Every hint at a revival, such as the recent recapture of the Wisden Trophy from England in the Caribbean, is enthusiastically greeted everywhere.
In their pomp, in the 1960s under Frank Worrell and in the 1980s under Clive Lloyd, no teams have been more brilliantly ruthless, more universally popular or filled with more legends of the game. A West Indies team, even as inept as those of the past decade, out of Test cricket is an unthinkable concept.
Or is it? There are increasingly obvious signs that there are consequences for such continuing mediocrity. They cannot be ignored.
It is a reality that the WICB, the players and the West Indies Players Association (WIPA) need to be conscious of as they argue among themselves over selfish trivialities that are central to the problem.

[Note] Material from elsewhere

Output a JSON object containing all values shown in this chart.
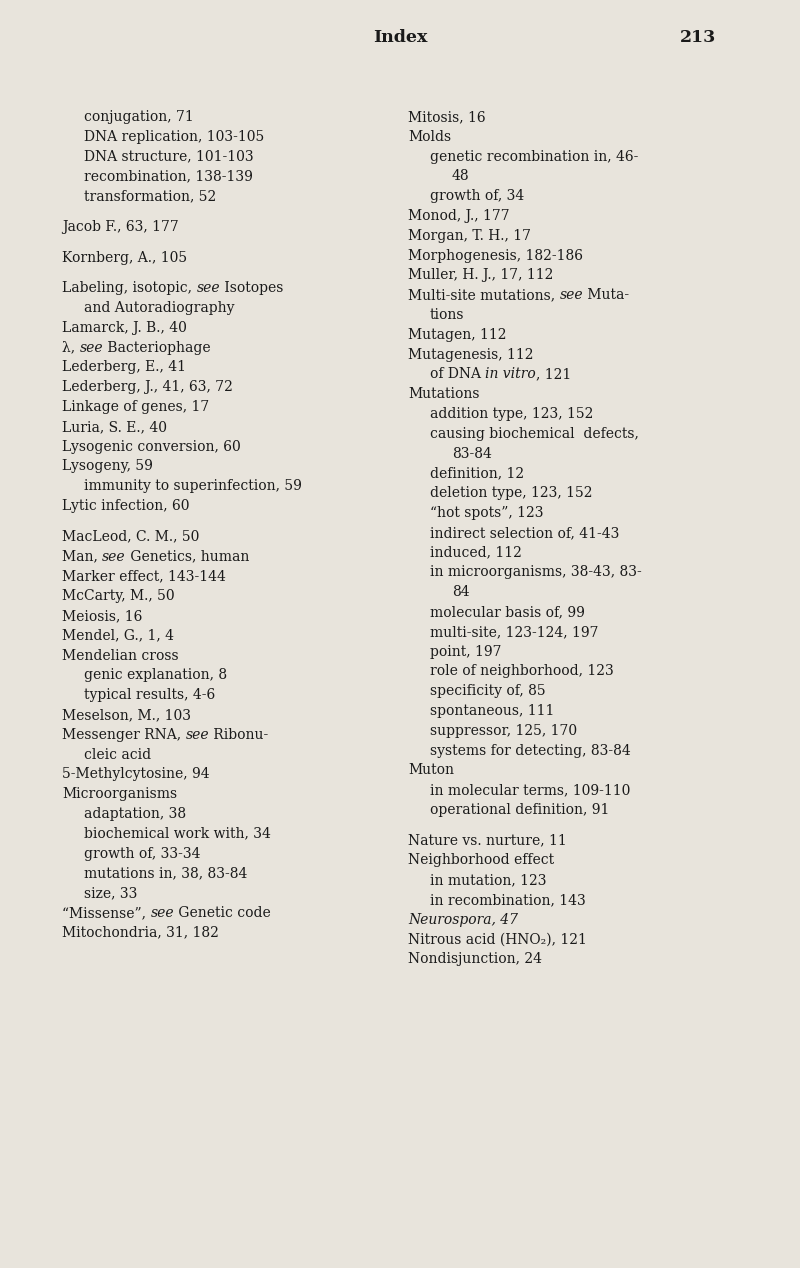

England and Australia altered their itineraries in the 1960s to accommodate more home series of five, and once six, Tests against the West Indies. They are now down to four in England, three in Australia. India, the new powerhouse, have not hosted them for six years. In contrast, England now recognise South Africa and India as “icon” series, each guaranteed five Tests, and Australia rate their Border-Gavaskar Trophy Series against India above the once revered Frank Worrell Trophy.
Instead of traditional venues in England such as the Oval, in the heart of West Indian London, and Trent Bridge, the West Indies were shunted up to Chester-le-Street on their last two tours, a Test venue they share with Bangladesh and Zimbabwe.

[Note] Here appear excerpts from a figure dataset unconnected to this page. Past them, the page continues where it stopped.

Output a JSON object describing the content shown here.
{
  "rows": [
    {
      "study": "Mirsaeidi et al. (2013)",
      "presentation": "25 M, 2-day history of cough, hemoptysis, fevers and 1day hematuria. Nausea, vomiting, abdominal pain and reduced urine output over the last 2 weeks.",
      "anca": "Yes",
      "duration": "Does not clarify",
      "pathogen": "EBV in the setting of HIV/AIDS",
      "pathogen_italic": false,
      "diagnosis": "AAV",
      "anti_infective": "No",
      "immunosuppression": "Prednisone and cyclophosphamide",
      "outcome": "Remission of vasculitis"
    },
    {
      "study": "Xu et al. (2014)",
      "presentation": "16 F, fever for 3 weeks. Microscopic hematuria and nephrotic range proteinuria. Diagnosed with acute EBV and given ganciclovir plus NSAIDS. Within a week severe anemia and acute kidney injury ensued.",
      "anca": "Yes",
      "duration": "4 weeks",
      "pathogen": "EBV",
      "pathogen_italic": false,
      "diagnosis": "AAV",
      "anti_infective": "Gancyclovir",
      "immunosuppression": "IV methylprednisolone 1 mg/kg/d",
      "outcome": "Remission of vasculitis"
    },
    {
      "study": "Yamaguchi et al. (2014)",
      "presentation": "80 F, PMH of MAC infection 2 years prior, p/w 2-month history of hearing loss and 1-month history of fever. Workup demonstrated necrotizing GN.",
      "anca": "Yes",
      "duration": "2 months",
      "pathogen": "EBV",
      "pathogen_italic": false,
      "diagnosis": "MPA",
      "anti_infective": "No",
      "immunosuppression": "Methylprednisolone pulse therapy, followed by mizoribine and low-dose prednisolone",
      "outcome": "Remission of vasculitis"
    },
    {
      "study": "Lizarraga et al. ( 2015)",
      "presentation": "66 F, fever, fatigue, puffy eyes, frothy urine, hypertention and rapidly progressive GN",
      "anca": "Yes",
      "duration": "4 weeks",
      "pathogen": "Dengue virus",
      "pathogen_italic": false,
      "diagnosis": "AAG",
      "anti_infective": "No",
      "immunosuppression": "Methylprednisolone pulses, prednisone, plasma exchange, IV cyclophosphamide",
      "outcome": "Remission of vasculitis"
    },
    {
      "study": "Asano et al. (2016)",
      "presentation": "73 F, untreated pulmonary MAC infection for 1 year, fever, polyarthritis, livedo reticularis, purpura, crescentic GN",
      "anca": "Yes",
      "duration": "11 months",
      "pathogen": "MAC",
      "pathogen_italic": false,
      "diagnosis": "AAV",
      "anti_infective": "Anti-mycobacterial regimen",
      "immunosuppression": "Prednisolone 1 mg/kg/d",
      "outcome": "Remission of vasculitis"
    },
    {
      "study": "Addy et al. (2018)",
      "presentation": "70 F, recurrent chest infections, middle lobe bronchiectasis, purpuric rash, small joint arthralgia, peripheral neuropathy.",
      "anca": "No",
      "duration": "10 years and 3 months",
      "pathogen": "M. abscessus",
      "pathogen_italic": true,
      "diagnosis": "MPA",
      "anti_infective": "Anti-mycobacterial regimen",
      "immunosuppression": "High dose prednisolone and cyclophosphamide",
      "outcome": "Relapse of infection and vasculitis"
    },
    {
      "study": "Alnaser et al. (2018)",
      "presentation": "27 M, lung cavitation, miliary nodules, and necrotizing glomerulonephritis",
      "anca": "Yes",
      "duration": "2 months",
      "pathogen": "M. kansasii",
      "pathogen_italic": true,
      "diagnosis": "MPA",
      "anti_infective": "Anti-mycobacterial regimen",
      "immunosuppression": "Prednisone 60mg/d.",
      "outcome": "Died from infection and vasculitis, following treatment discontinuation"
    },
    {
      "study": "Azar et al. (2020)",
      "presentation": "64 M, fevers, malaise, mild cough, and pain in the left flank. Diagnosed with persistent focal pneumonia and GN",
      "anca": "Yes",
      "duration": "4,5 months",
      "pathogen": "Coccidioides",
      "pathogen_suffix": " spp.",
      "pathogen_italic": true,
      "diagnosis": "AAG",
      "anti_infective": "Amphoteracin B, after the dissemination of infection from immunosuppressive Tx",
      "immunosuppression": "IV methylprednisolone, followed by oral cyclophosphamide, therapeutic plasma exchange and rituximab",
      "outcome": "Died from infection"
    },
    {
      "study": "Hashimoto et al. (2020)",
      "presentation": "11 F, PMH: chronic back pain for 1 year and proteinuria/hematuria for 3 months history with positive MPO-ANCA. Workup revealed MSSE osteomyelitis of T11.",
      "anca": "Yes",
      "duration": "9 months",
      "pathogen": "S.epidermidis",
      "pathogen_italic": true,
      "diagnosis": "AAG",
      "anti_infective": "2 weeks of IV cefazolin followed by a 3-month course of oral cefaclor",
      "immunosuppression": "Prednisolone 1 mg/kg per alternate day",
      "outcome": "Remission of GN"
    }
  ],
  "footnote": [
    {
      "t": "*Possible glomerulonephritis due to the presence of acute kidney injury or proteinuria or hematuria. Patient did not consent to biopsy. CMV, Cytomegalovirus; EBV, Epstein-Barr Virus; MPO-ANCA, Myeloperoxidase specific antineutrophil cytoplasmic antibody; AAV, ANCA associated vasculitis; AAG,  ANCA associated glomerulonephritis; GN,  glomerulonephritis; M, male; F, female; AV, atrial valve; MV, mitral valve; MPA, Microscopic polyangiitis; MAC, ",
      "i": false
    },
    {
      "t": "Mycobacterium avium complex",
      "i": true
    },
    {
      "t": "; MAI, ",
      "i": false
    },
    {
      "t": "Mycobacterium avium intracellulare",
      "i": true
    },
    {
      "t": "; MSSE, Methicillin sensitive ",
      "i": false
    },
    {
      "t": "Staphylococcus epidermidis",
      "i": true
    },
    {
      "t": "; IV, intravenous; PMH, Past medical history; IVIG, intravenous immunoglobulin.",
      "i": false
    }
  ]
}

Australia hasn’t placed a West Indies Test at its two most eminent grounds, the MCG and the SCG, for two series now.
Defeats in two days, as in 2004 in Leeds, and in three, as at Lord’s in the just-ended series and at several other overseas venues, leave host boards unhappy at the vast sums lost in gate receipts (300,000 pounds was the estimate at Lord’s).
Although shelved for the time being, there remains a proposal at the ICC for dividing Test cricket into two divisions. There is no doubt where the present West Indies would be.

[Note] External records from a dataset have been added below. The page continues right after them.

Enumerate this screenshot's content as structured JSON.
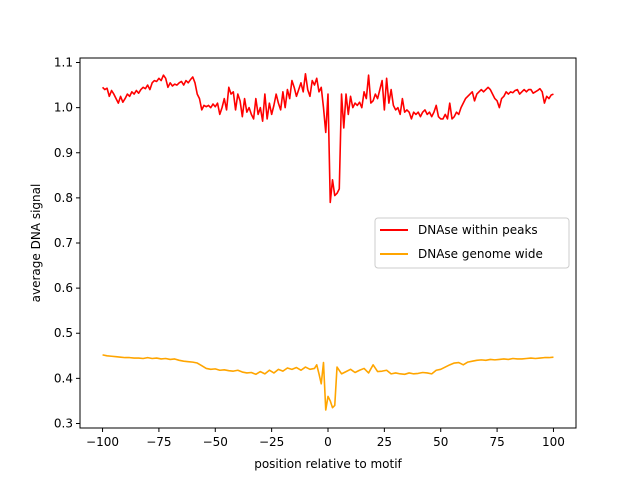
{
  "chart_data": {
    "type": "line",
    "title": "",
    "xlabel": "position relative to motif",
    "ylabel": "average DNA signal",
    "xlim": [
      -110,
      110
    ],
    "ylim": [
      0.29,
      1.11
    ],
    "xticks": [
      -100,
      -75,
      -50,
      -25,
      0,
      25,
      50,
      75,
      100
    ],
    "xtick_labels": [
      "−100",
      "−75",
      "−50",
      "−25",
      "0",
      "25",
      "50",
      "75",
      "100"
    ],
    "yticks": [
      0.3,
      0.4,
      0.5,
      0.6,
      0.7,
      0.8,
      0.9,
      1.0,
      1.1
    ],
    "ytick_labels": [
      "0.3",
      "0.4",
      "0.5",
      "0.6",
      "0.7",
      "0.8",
      "0.9",
      "1.0",
      "1.1"
    ],
    "grid": false,
    "legend_position": "center-right",
    "series": [
      {
        "name": "DNAse within peaks",
        "color": "#ff0000",
        "x": [
          -100,
          -99,
          -98,
          -97,
          -96,
          -95,
          -94,
          -93,
          -92,
          -91,
          -90,
          -89,
          -88,
          -87,
          -86,
          -85,
          -84,
          -83,
          -82,
          -81,
          -80,
          -79,
          -78,
          -77,
          -76,
          -75,
          -74,
          -73,
          -72,
          -71,
          -70,
          -69,
          -68,
          -67,
          -66,
          -65,
          -64,
          -63,
          -62,
          -61,
          -60,
          -59,
          -58,
          -57,
          -56,
          -55,
          -54,
          -53,
          -52,
          -51,
          -50,
          -49,
          -48,
          -47,
          -46,
          -45,
          -44,
          -43,
          -42,
          -41,
          -40,
          -39,
          -38,
          -37,
          -36,
          -35,
          -34,
          -33,
          -32,
          -31,
          -30,
          -29,
          -28,
          -27,
          -26,
          -25,
          -24,
          -23,
          -22,
          -21,
          -20,
          -19,
          -18,
          -17,
          -16,
          -15,
          -14,
          -13,
          -12,
          -11,
          -10,
          -9,
          -8,
          -7,
          -6,
          -5,
          -4,
          -3,
          -2,
          -1,
          0,
          1,
          2,
          3,
          4,
          5,
          6,
          7,
          8,
          9,
          10,
          11,
          12,
          13,
          14,
          15,
          16,
          17,
          18,
          19,
          20,
          21,
          22,
          23,
          24,
          25,
          26,
          27,
          28,
          29,
          30,
          31,
          32,
          33,
          34,
          35,
          36,
          37,
          38,
          39,
          40,
          41,
          42,
          43,
          44,
          45,
          46,
          47,
          48,
          49,
          50,
          51,
          52,
          53,
          54,
          55,
          56,
          57,
          58,
          59,
          60,
          61,
          62,
          63,
          64,
          65,
          66,
          67,
          68,
          69,
          70,
          71,
          72,
          73,
          74,
          75,
          76,
          77,
          78,
          79,
          80,
          81,
          82,
          83,
          84,
          85,
          86,
          87,
          88,
          89,
          90,
          91,
          92,
          93,
          94,
          95,
          96,
          97,
          98,
          99,
          100
        ],
        "y": [
          1.045,
          1.04,
          1.043,
          1.025,
          1.038,
          1.03,
          1.02,
          1.01,
          1.025,
          1.012,
          1.02,
          1.03,
          1.025,
          1.035,
          1.03,
          1.038,
          1.032,
          1.04,
          1.045,
          1.042,
          1.05,
          1.04,
          1.055,
          1.06,
          1.058,
          1.065,
          1.06,
          1.072,
          1.065,
          1.045,
          1.055,
          1.048,
          1.052,
          1.05,
          1.055,
          1.058,
          1.05,
          1.06,
          1.055,
          1.062,
          1.068,
          1.055,
          1.03,
          1.02,
          0.995,
          1.005,
          1.002,
          1.005,
          1.0,
          1.008,
          1.002,
          1.01,
          0.985,
          1.0,
          1.02,
          0.995,
          1.045,
          1.03,
          1.035,
          0.995,
          1.03,
          1.015,
          0.98,
          1.02,
          0.99,
          1.0,
          0.985,
          0.975,
          1.02,
          0.985,
          1.0,
          0.97,
          1.03,
          0.975,
          1.01,
          0.985,
          1.005,
          1.03,
          1.01,
          0.995,
          1.035,
          1.0,
          1.04,
          1.02,
          1.06,
          1.045,
          1.025,
          1.04,
          1.055,
          1.035,
          1.075,
          1.04,
          1.025,
          1.06,
          1.05,
          1.065,
          1.035,
          1.045,
          1.0,
          0.945,
          1.03,
          0.79,
          0.84,
          0.805,
          0.81,
          0.82,
          1.03,
          0.955,
          1.03,
          0.985,
          1.025,
          1.0,
          1.01,
          1.005,
          1.012,
          1.0,
          1.035,
          1.02,
          1.072,
          1.01,
          1.015,
          1.03,
          1.02,
          1.04,
          1.06,
          0.995,
          1.065,
          1.01,
          1.04,
          1.005,
          0.995,
          1.0,
          0.985,
          1.02,
          0.99,
          0.995,
          0.99,
          0.975,
          0.99,
          0.985,
          0.99,
          0.98,
          0.99,
          0.995,
          0.985,
          0.99,
          0.98,
          0.99,
          1.005,
          0.98,
          0.975,
          0.975,
          0.985,
          0.975,
          1.01,
          0.975,
          0.98,
          0.99,
          0.985,
          1.0,
          1.01,
          1.02,
          1.025,
          1.03,
          1.035,
          1.015,
          1.03,
          1.035,
          1.04,
          1.035,
          1.04,
          1.045,
          1.04,
          1.03,
          1.02,
          1.015,
          1.0,
          1.02,
          1.025,
          1.035,
          1.03,
          1.035,
          1.033,
          1.038,
          1.04,
          1.03,
          1.035,
          1.04,
          1.035,
          1.04,
          1.04,
          1.032,
          1.035,
          1.038,
          1.042,
          1.035,
          1.01,
          1.025,
          1.02,
          1.028,
          1.03
        ]
      },
      {
        "name": "DNAse genome wide",
        "color": "#ffa500",
        "x": [
          -100,
          -98,
          -96,
          -94,
          -92,
          -90,
          -88,
          -86,
          -84,
          -82,
          -80,
          -78,
          -76,
          -74,
          -72,
          -70,
          -68,
          -66,
          -64,
          -62,
          -60,
          -58,
          -56,
          -54,
          -52,
          -50,
          -48,
          -46,
          -44,
          -42,
          -40,
          -38,
          -36,
          -34,
          -32,
          -30,
          -28,
          -26,
          -24,
          -22,
          -20,
          -18,
          -16,
          -14,
          -12,
          -10,
          -8,
          -6,
          -5,
          -4,
          -3,
          -2,
          -1,
          0,
          1,
          2,
          3,
          4,
          6,
          8,
          10,
          12,
          14,
          16,
          18,
          20,
          22,
          24,
          26,
          28,
          30,
          32,
          34,
          36,
          38,
          40,
          42,
          44,
          46,
          48,
          50,
          52,
          54,
          56,
          58,
          60,
          62,
          64,
          66,
          68,
          70,
          72,
          74,
          76,
          78,
          80,
          82,
          84,
          86,
          88,
          90,
          92,
          94,
          96,
          98,
          100
        ],
        "y": [
          0.452,
          0.45,
          0.449,
          0.448,
          0.447,
          0.446,
          0.446,
          0.445,
          0.445,
          0.444,
          0.446,
          0.444,
          0.445,
          0.443,
          0.444,
          0.442,
          0.443,
          0.44,
          0.438,
          0.437,
          0.436,
          0.434,
          0.428,
          0.422,
          0.42,
          0.421,
          0.418,
          0.419,
          0.417,
          0.416,
          0.418,
          0.414,
          0.412,
          0.413,
          0.409,
          0.415,
          0.41,
          0.418,
          0.412,
          0.42,
          0.416,
          0.423,
          0.42,
          0.424,
          0.418,
          0.425,
          0.42,
          0.422,
          0.43,
          0.41,
          0.388,
          0.435,
          0.33,
          0.36,
          0.35,
          0.335,
          0.34,
          0.425,
          0.41,
          0.415,
          0.42,
          0.413,
          0.418,
          0.422,
          0.412,
          0.43,
          0.415,
          0.416,
          0.418,
          0.41,
          0.412,
          0.41,
          0.409,
          0.412,
          0.41,
          0.411,
          0.413,
          0.412,
          0.41,
          0.418,
          0.42,
          0.425,
          0.43,
          0.434,
          0.435,
          0.43,
          0.436,
          0.438,
          0.44,
          0.441,
          0.44,
          0.442,
          0.441,
          0.442,
          0.443,
          0.442,
          0.444,
          0.443,
          0.443,
          0.444,
          0.445,
          0.444,
          0.445,
          0.446,
          0.446,
          0.447
        ]
      }
    ]
  }
}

And, given their modest records in the shorter forms of the game, the West Indies had to go through a qualifying round for the last Champions Trophy in India in 2006, even though they were 2004 champions, and have been seeded in a group with Ireland, the Netherlands and Scotland for the second World Twenty20 Championship that starts here on Friday.
Then there was Chris Gayle’s comments on Test cricket a few weeks ago that, however much he claims to have been misrepresented, did more damage to the West Indies’ cause than he would have imagined. He is, after all, the captain. If Tests no longer mean more than 20/20 to him why should fellow members of the ICC seek to protect the West Indies’ position.
Any doubt about the continuing threat to their place in international cricket should have been erased by statements by International Cricket Council (ICC) president David Morgan and Cricket Australia’s chief executive James Sutherland last January.
“There is no reason why a team should have to play Test matches just because it is a full member of the International Cricket Council,” Morgan said. “If a team is not gaining anything from the experience, then perhaps it might be better to settle for one-day international status.”
Sutherland said: “With the growth in the 20/20 market, it is important to take the clutter out of the game. We need to make sure we are playing cricket for quality’s sake, not for quantity, and in recent times I’m not sure that the quality has always been there.”
Morgan and Sutherland were both referring specifically to Bangladesh but their comments were relevant to the West Indies as well. The West Indies and Bangladesh, both at the bottom of the ICC’s rankings, contest two Tests and three ODIs in the Caribbean in July. It is a series even more crucial to the West Indies than to Bangladesh.
All concerned must realise that it is as serious as that.